In the heart of July, a child’s westward trek to South Dakota, leaves behind the coastal waters and rolling hills as they flatten out through the roads in Ohio; traded in for searing heat, rippling grain fields, blue flax and corn in good seasons…burnt, crisping drought at other times and the odd wooden clapboard floors in small towns with ancient names. The James River disappears into dried mud.
One gas pump, a root beer float and cash only, please; a sign warns ‘last stop for the next hundred miles’; the land swallowing us gone as our car pulls back out onto the pink ribbon of highway.
Drought feels and knows…rutted mud so dried out and thick that tripping and injury awaits the child in careless flip flops, the bruised soles of small feet tell the story. The crops, struggling up against a steady prairie wind which beats back and all around a single row of sparsely planted Russian olive trees; one row of these green gems holds the line determinedly against all odds. There is nothing in any direction for the next hundred miles and we are alone.

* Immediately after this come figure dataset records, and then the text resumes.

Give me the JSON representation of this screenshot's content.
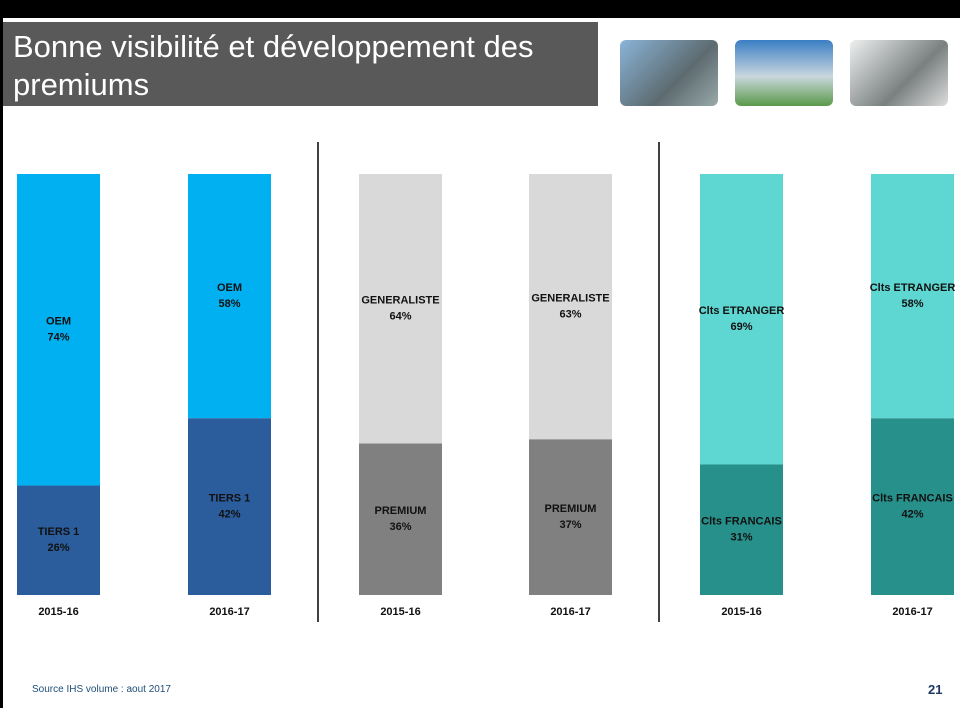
{
  "header": {
    "title": "Bonne visibilité et développement des premiums"
  },
  "footer": {
    "source": "Source IHS volume : aout 2017",
    "page": "21"
  },
  "chart_data": [
    {
      "type": "stacked_bar",
      "categories": [
        "2015-16",
        "2016-17"
      ],
      "ylim": [
        0,
        100
      ],
      "series": [
        {
          "name": "TIERS 1",
          "color": "#2b5c9b",
          "values": [
            26,
            42
          ],
          "value_labels": [
            "26%",
            "42%"
          ]
        },
        {
          "name": "OEM",
          "color": "#00b0f0",
          "values": [
            74,
            58
          ],
          "value_labels": [
            "74%",
            "58%"
          ]
        }
      ]
    },
    {
      "type": "stacked_bar",
      "categories": [
        "2015-16",
        "2016-17"
      ],
      "ylim": [
        0,
        100
      ],
      "series": [
        {
          "name": "PREMIUM",
          "color": "#808080",
          "values": [
            36,
            37
          ],
          "value_labels": [
            "36%",
            "37%"
          ]
        },
        {
          "name": "GENERALISTE",
          "color": "#d9d9d9",
          "values": [
            64,
            63
          ],
          "value_labels": [
            "64%",
            "63%"
          ]
        }
      ]
    },
    {
      "type": "stacked_bar",
      "categories": [
        "2015-16",
        "2016-17"
      ],
      "ylim": [
        0,
        100
      ],
      "series": [
        {
          "name": "Clts FRANCAIS",
          "color": "#27908b",
          "values": [
            31,
            42
          ],
          "value_labels": [
            "31%",
            "42%"
          ]
        },
        {
          "name": "Clts ETRANGER",
          "color": "#5ed6d1",
          "values": [
            69,
            58
          ],
          "value_labels": [
            "69%",
            "58%"
          ]
        }
      ]
    }
  ]
}
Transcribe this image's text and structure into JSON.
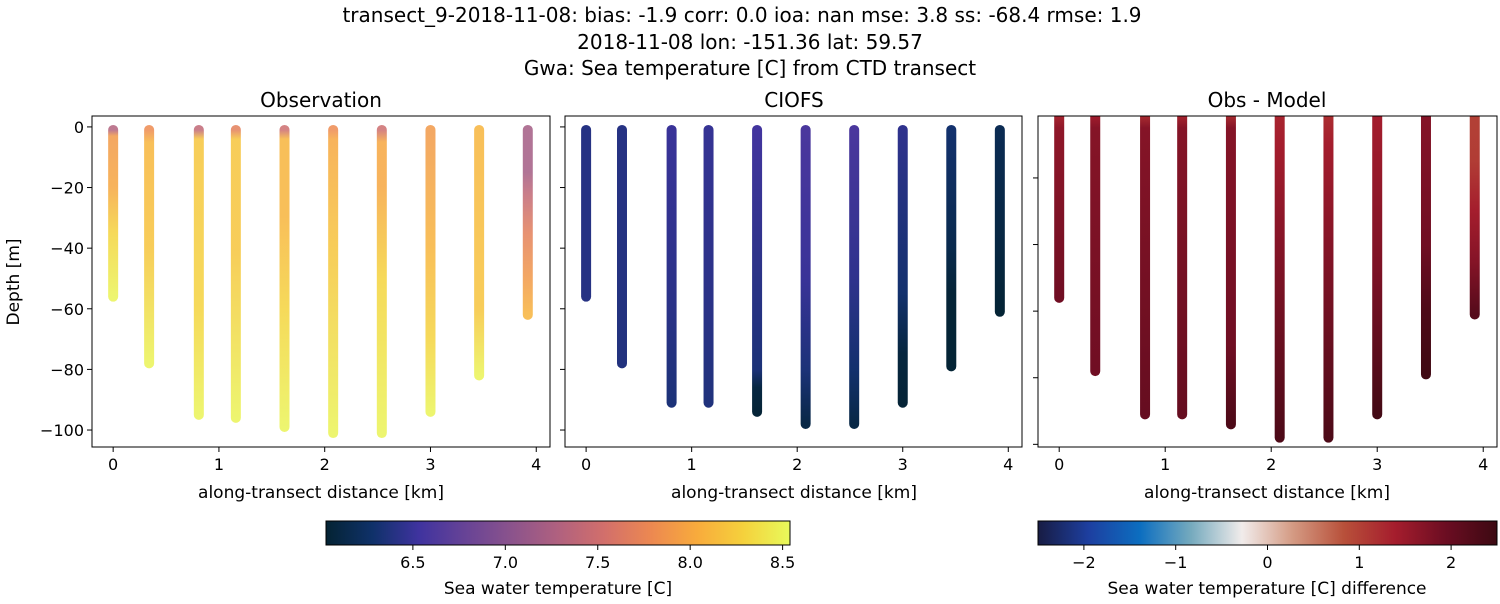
{
  "title": {
    "line1": "transect_9-2018-11-08: bias: -1.9  corr: 0.0  ioa: nan  mse: 3.8  ss: -68.4  rmse: 1.9",
    "line2": "2018-11-08 lon: -151.36 lat: 59.57",
    "line3": "Gwa: Sea temperature [C] from CTD transect"
  },
  "colorbars": [
    {
      "label": "Sea water temperature [C]",
      "colormap": "thermal",
      "range": [
        6.03,
        8.54
      ],
      "ticks": [
        6.5,
        7.0,
        7.5,
        8.0,
        8.5
      ],
      "tick_labels": [
        "6.5",
        "7.0",
        "7.5",
        "8.0",
        "8.5"
      ],
      "colors": [
        "#042333",
        "#0f3169",
        "#3f339f",
        "#674396",
        "#8b538c",
        "#b0617f",
        "#d26f6b",
        "#ec8851",
        "#f8ab3c",
        "#f5d13c",
        "#e8fa5b"
      ]
    },
    {
      "label": "Sea water temperature [C] difference",
      "colormap": "balance",
      "range": [
        -2.5,
        2.5
      ],
      "ticks": [
        -2,
        -1,
        0,
        1,
        2
      ],
      "tick_labels": [
        "−2",
        "−1",
        "0",
        "1",
        "2"
      ],
      "colors": [
        "#181c43",
        "#1d3fa0",
        "#0c6ec0",
        "#75aabe",
        "#f1eceb",
        "#d49a83",
        "#b8503a",
        "#a51d2d",
        "#6b0d22",
        "#3c0912"
      ]
    }
  ],
  "chart_data": [
    {
      "type": "scatter",
      "title": "Observation",
      "xlabel": "along-transect distance [km]",
      "ylabel": "Depth [m]",
      "xlim": [
        -0.2,
        4.13
      ],
      "ylim": [
        -105.6,
        3.6
      ],
      "xticks": [
        0,
        1,
        2,
        3,
        4
      ],
      "yticks": [
        0,
        -20,
        -40,
        -60,
        -80,
        -100
      ],
      "ytick_labels": [
        "0",
        "−20",
        "−40",
        "−60",
        "−80",
        "−100"
      ],
      "colorbar": 0,
      "stations": [
        {
          "x": 0.0,
          "depth": -56,
          "profile": [
            [
              -1,
              7.3
            ],
            [
              -3,
              7.9
            ],
            [
              -20,
              8.0
            ],
            [
              -35,
              8.3
            ],
            [
              -56,
              8.5
            ]
          ]
        },
        {
          "x": 0.34,
          "depth": -78,
          "profile": [
            [
              -1,
              7.8
            ],
            [
              -5,
              8.1
            ],
            [
              -40,
              8.2
            ],
            [
              -78,
              8.5
            ]
          ]
        },
        {
          "x": 0.81,
          "depth": -95,
          "profile": [
            [
              -1,
              7.4
            ],
            [
              -4,
              8.2
            ],
            [
              -60,
              8.3
            ],
            [
              -95,
              8.5
            ]
          ]
        },
        {
          "x": 1.16,
          "depth": -96,
          "profile": [
            [
              -1,
              7.7
            ],
            [
              -4,
              8.2
            ],
            [
              -40,
              8.2
            ],
            [
              -96,
              8.5
            ]
          ]
        },
        {
          "x": 1.62,
          "depth": -99,
          "profile": [
            [
              -1,
              7.5
            ],
            [
              -4,
              8.1
            ],
            [
              -30,
              8.1
            ],
            [
              -60,
              8.3
            ],
            [
              -99,
              8.5
            ]
          ]
        },
        {
          "x": 2.08,
          "depth": -101,
          "profile": [
            [
              -1,
              7.8
            ],
            [
              -4,
              8.0
            ],
            [
              -40,
              8.2
            ],
            [
              -101,
              8.5
            ]
          ]
        },
        {
          "x": 2.54,
          "depth": -101,
          "profile": [
            [
              -1,
              7.5
            ],
            [
              -5,
              8.0
            ],
            [
              -20,
              8.0
            ],
            [
              -50,
              8.3
            ],
            [
              -101,
              8.5
            ]
          ]
        },
        {
          "x": 3.0,
          "depth": -94,
          "profile": [
            [
              -1,
              7.9
            ],
            [
              -40,
              8.1
            ],
            [
              -70,
              8.3
            ],
            [
              -94,
              8.5
            ]
          ]
        },
        {
          "x": 3.46,
          "depth": -82,
          "profile": [
            [
              -1,
              8.1
            ],
            [
              -60,
              8.2
            ],
            [
              -82,
              8.5
            ]
          ]
        },
        {
          "x": 3.92,
          "depth": -62,
          "profile": [
            [
              -1,
              7.2
            ],
            [
              -15,
              7.2
            ],
            [
              -22,
              7.4
            ],
            [
              -35,
              7.7
            ],
            [
              -50,
              7.9
            ],
            [
              -62,
              8.1
            ]
          ]
        }
      ]
    },
    {
      "type": "scatter",
      "title": "CIOFS",
      "xlabel": "along-transect distance [km]",
      "xlim": [
        -0.2,
        4.13
      ],
      "ylim": [
        -105.6,
        3.6
      ],
      "xticks": [
        0,
        1,
        2,
        3,
        4
      ],
      "yticks": [
        0,
        -20,
        -40,
        -60,
        -80,
        -100
      ],
      "colorbar": 0,
      "stations": [
        {
          "x": 0.0,
          "depth": -56,
          "profile": [
            [
              -1,
              6.4
            ],
            [
              -56,
              6.4
            ]
          ]
        },
        {
          "x": 0.34,
          "depth": -78,
          "profile": [
            [
              -1,
              6.4
            ],
            [
              -78,
              6.38
            ]
          ]
        },
        {
          "x": 0.81,
          "depth": -91,
          "profile": [
            [
              -1,
              6.5
            ],
            [
              -60,
              6.42
            ],
            [
              -91,
              6.35
            ]
          ]
        },
        {
          "x": 1.16,
          "depth": -91,
          "profile": [
            [
              -1,
              6.48
            ],
            [
              -60,
              6.42
            ],
            [
              -91,
              6.37
            ]
          ]
        },
        {
          "x": 1.62,
          "depth": -94,
          "profile": [
            [
              -1,
              6.55
            ],
            [
              -80,
              6.35
            ],
            [
              -86,
              6.1
            ],
            [
              -94,
              6.05
            ]
          ]
        },
        {
          "x": 2.08,
          "depth": -98,
          "profile": [
            [
              -1,
              6.6
            ],
            [
              -50,
              6.5
            ],
            [
              -80,
              6.35
            ],
            [
              -98,
              6.12
            ]
          ]
        },
        {
          "x": 2.54,
          "depth": -98,
          "profile": [
            [
              -1,
              6.6
            ],
            [
              -50,
              6.45
            ],
            [
              -80,
              6.3
            ],
            [
              -98,
              6.12
            ]
          ]
        },
        {
          "x": 3.0,
          "depth": -91,
          "profile": [
            [
              -1,
              6.45
            ],
            [
              -55,
              6.3
            ],
            [
              -75,
              6.08
            ],
            [
              -91,
              6.05
            ]
          ]
        },
        {
          "x": 3.46,
          "depth": -79,
          "profile": [
            [
              -1,
              6.3
            ],
            [
              -40,
              6.15
            ],
            [
              -55,
              6.05
            ],
            [
              -79,
              6.04
            ]
          ]
        },
        {
          "x": 3.92,
          "depth": -61,
          "profile": [
            [
              -1,
              6.18
            ],
            [
              -40,
              6.1
            ],
            [
              -61,
              6.04
            ]
          ]
        }
      ]
    },
    {
      "type": "scatter",
      "title": "Obs - Model",
      "xlabel": "along-transect distance [km]",
      "xlim": [
        -0.2,
        4.13
      ],
      "ylim": [
        -100.8,
        -1.4
      ],
      "xticks": [
        0,
        1,
        2,
        3,
        4
      ],
      "yticks": [
        -20,
        -40,
        -60,
        -80,
        -100
      ],
      "colorbar": 1,
      "stations": [
        {
          "x": 0.0,
          "depth": -56,
          "profile": [
            [
              -1,
              1.3
            ],
            [
              -5,
              1.6
            ],
            [
              -56,
              1.9
            ]
          ]
        },
        {
          "x": 0.34,
          "depth": -78,
          "profile": [
            [
              -1,
              1.4
            ],
            [
              -5,
              1.7
            ],
            [
              -78,
              1.9
            ]
          ]
        },
        {
          "x": 0.81,
          "depth": -91,
          "profile": [
            [
              -1,
              1.2
            ],
            [
              -5,
              1.7
            ],
            [
              -91,
              2.0
            ]
          ]
        },
        {
          "x": 1.16,
          "depth": -91,
          "profile": [
            [
              -1,
              1.3
            ],
            [
              -5,
              1.7
            ],
            [
              -91,
              2.0
            ]
          ]
        },
        {
          "x": 1.62,
          "depth": -94,
          "profile": [
            [
              -1,
              1.2
            ],
            [
              -5,
              1.7
            ],
            [
              -70,
              1.9
            ],
            [
              -94,
              2.3
            ]
          ]
        },
        {
          "x": 2.08,
          "depth": -98,
          "profile": [
            [
              -1,
              1.3
            ],
            [
              -10,
              1.4
            ],
            [
              -40,
              1.7
            ],
            [
              -98,
              2.3
            ]
          ]
        },
        {
          "x": 2.54,
          "depth": -98,
          "profile": [
            [
              -1,
              1.2
            ],
            [
              -10,
              1.4
            ],
            [
              -40,
              1.7
            ],
            [
              -98,
              2.3
            ]
          ]
        },
        {
          "x": 3.0,
          "depth": -91,
          "profile": [
            [
              -1,
              1.4
            ],
            [
              -15,
              1.5
            ],
            [
              -50,
              1.8
            ],
            [
              -91,
              2.4
            ]
          ]
        },
        {
          "x": 3.46,
          "depth": -79,
          "profile": [
            [
              -1,
              1.7
            ],
            [
              -40,
              1.9
            ],
            [
              -60,
              2.3
            ],
            [
              -79,
              2.45
            ]
          ]
        },
        {
          "x": 3.92,
          "depth": -61,
          "profile": [
            [
              -1,
              1.0
            ],
            [
              -15,
              1.05
            ],
            [
              -30,
              1.4
            ],
            [
              -45,
              1.7
            ],
            [
              -61,
              2.2
            ]
          ]
        }
      ]
    }
  ]
}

The radio plays quietly with static, fuzzy crop and herd reports…and we watch the land out of a tired and melting window. The sun has made a half round, shifting from one side of the car to the other and the day readies to wind down.
Then…in our stupor, there rises up ahead the figure of a lone Native American runner with a long black braid…strong, striding with singular purpose along the edge of the burnt tar, at the edge of pink stone quartzite…as our single car quickly, in all that incomprehensible vast sea of prairie and wheat and sweet air…sails past and disappears into a wall of bright, shimmering, unbearable heat. The runner with singular purpose vanishes behind us.